Synthesis of Poly(propene-g-styrene) Graft Copolymers by Metallocene Catalyzed Copolymerization of Propene with Allyl-Terminated Polystyrene Macromonomer Obtained via Quasiliving Atom Transfer Radical Polymerization and the Effect of the Grafts on Blending Polypropene with Polystyrene

Abstract

Allyl-terminated polystyrenes (PS macromonomers) were synthesized by quasiliving atom transfer radical polymerization (ATRP) of styrene followed by carbocationic chain end transformation with allyltrimethylsilane in the presence of titanium tetrachloride. Systematic investigations were carried out on metallocene/MAO-catalyzed copolymerization of PS macromonomers with propene by varying the molecular weight of the macromonomer, the type of catalyst, the polymerization temperature, and the propene pressure. The resulting poly(propene-g-styrene) (PP-g-PS) graft copolymers were analyzed by 1H and 13C NMR spectroscopy, gel permeation chromatography, and differential scanning calorimetry.
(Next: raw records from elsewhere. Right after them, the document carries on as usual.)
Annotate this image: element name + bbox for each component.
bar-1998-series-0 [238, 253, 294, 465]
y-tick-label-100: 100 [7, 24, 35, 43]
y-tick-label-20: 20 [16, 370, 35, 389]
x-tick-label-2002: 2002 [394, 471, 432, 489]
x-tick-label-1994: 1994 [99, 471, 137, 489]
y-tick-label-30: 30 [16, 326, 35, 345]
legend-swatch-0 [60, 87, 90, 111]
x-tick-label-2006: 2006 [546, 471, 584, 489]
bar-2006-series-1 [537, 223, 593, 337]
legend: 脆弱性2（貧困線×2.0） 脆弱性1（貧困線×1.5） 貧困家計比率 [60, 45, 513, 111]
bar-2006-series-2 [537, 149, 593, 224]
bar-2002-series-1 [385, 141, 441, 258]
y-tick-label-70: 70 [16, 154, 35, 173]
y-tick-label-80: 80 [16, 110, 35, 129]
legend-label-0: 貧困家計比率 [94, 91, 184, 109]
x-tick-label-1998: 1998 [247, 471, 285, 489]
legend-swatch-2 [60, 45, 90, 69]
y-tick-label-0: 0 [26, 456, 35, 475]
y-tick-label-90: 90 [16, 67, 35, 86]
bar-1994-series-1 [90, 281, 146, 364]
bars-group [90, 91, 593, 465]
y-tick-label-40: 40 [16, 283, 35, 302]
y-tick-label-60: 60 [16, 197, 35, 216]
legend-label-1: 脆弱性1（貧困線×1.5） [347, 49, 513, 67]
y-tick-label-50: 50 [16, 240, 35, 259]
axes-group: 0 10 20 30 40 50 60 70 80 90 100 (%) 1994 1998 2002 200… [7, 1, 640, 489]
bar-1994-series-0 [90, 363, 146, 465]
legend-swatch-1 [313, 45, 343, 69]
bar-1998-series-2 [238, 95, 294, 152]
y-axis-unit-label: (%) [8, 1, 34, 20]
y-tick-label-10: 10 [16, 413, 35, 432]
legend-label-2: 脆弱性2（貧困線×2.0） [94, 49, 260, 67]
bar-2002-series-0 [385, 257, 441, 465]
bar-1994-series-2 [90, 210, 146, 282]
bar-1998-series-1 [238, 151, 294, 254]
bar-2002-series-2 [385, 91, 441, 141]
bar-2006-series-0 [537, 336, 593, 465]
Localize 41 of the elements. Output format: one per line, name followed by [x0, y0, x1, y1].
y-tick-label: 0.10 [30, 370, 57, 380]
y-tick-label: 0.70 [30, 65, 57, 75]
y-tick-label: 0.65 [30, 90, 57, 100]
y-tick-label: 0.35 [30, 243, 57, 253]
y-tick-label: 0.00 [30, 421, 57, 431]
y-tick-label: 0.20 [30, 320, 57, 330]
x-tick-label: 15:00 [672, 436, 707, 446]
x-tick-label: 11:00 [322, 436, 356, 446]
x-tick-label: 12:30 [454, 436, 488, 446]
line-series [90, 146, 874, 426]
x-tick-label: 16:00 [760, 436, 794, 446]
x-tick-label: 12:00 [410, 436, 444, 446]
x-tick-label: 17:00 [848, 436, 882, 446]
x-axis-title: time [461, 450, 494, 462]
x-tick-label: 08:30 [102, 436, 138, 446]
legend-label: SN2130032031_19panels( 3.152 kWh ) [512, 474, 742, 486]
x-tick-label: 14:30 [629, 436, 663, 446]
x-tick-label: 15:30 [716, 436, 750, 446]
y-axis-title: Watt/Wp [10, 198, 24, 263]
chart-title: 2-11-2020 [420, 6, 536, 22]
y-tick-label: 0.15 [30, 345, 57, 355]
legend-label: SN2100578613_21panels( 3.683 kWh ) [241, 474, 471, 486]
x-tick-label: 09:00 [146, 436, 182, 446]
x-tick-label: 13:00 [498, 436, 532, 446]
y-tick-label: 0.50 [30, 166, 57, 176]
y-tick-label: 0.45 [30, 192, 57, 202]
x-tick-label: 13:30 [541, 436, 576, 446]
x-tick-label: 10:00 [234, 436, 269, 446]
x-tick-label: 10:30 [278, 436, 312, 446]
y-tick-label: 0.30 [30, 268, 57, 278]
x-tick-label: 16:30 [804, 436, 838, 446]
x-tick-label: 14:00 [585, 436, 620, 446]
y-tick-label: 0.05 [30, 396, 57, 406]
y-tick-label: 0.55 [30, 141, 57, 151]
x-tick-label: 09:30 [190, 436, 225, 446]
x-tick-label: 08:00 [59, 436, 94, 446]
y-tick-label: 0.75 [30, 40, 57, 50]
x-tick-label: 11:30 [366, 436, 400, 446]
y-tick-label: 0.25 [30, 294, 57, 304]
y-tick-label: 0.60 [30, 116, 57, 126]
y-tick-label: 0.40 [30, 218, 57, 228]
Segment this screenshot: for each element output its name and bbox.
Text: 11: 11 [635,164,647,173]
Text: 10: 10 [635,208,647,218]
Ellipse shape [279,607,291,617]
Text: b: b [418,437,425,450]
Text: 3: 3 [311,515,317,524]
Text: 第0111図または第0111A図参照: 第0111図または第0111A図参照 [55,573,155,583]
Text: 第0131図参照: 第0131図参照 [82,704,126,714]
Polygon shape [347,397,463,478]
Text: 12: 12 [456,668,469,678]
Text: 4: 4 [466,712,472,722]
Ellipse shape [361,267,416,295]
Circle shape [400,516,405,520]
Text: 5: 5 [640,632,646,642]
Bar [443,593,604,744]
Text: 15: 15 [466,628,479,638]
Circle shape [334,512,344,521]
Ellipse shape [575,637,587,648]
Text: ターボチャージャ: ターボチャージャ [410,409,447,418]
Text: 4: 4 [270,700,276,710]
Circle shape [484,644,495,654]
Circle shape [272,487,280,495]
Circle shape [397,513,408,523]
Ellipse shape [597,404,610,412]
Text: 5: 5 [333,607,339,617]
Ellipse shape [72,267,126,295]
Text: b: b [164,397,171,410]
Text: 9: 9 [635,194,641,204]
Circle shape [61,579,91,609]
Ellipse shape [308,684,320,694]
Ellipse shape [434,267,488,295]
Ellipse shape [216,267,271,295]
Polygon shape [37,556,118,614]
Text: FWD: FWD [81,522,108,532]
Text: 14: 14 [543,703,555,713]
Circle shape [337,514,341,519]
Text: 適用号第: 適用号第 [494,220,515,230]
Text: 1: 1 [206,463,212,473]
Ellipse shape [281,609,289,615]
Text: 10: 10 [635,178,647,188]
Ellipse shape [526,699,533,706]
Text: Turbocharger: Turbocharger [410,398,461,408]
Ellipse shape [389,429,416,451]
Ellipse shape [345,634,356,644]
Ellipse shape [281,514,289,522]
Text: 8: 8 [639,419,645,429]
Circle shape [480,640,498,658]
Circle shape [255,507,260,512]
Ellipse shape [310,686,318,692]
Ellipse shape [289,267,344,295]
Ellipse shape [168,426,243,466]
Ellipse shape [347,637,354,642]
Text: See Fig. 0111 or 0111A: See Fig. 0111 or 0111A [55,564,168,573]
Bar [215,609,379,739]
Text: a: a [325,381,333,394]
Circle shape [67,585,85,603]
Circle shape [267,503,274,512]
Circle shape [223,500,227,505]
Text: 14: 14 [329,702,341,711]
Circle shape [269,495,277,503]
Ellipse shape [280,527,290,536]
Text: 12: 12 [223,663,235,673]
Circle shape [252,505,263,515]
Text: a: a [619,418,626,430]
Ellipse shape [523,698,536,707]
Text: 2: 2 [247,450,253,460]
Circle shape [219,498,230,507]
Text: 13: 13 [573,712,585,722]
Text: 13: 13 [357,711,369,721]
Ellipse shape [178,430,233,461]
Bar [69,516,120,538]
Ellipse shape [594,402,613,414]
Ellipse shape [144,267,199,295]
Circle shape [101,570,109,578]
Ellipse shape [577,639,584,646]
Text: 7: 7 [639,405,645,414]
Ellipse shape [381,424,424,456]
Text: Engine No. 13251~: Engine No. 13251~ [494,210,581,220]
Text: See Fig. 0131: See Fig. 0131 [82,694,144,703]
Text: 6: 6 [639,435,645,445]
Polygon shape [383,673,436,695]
Macromonomer incorporation, molecular weight, tacticity, and crystallinity of the resulting PP-g-PS copolymers were greatly influenced by the investigated parameters. The macromonomer incorporation depends mostly on the polymerization temperature. The highest comonomer incorporation (10.8 wt %) was achieved at the highest polymerization temperature, but at the same time the molecular weight decreases strongly with increasing polymerization temperature leading to graft copolymers with relatively low molecular weights. For the first time, the effect of well-defined PP-g-PS grafts was investigated on blending incompatible polypropylene with polystyrene. Surprisingly, it was found that PP-g-PS graft copolymers with short PS side chains show a better compatibilization efficiency than those with long PS chains at comparable composition as scanning electron microscopic investigations on the morphology of blends indicate.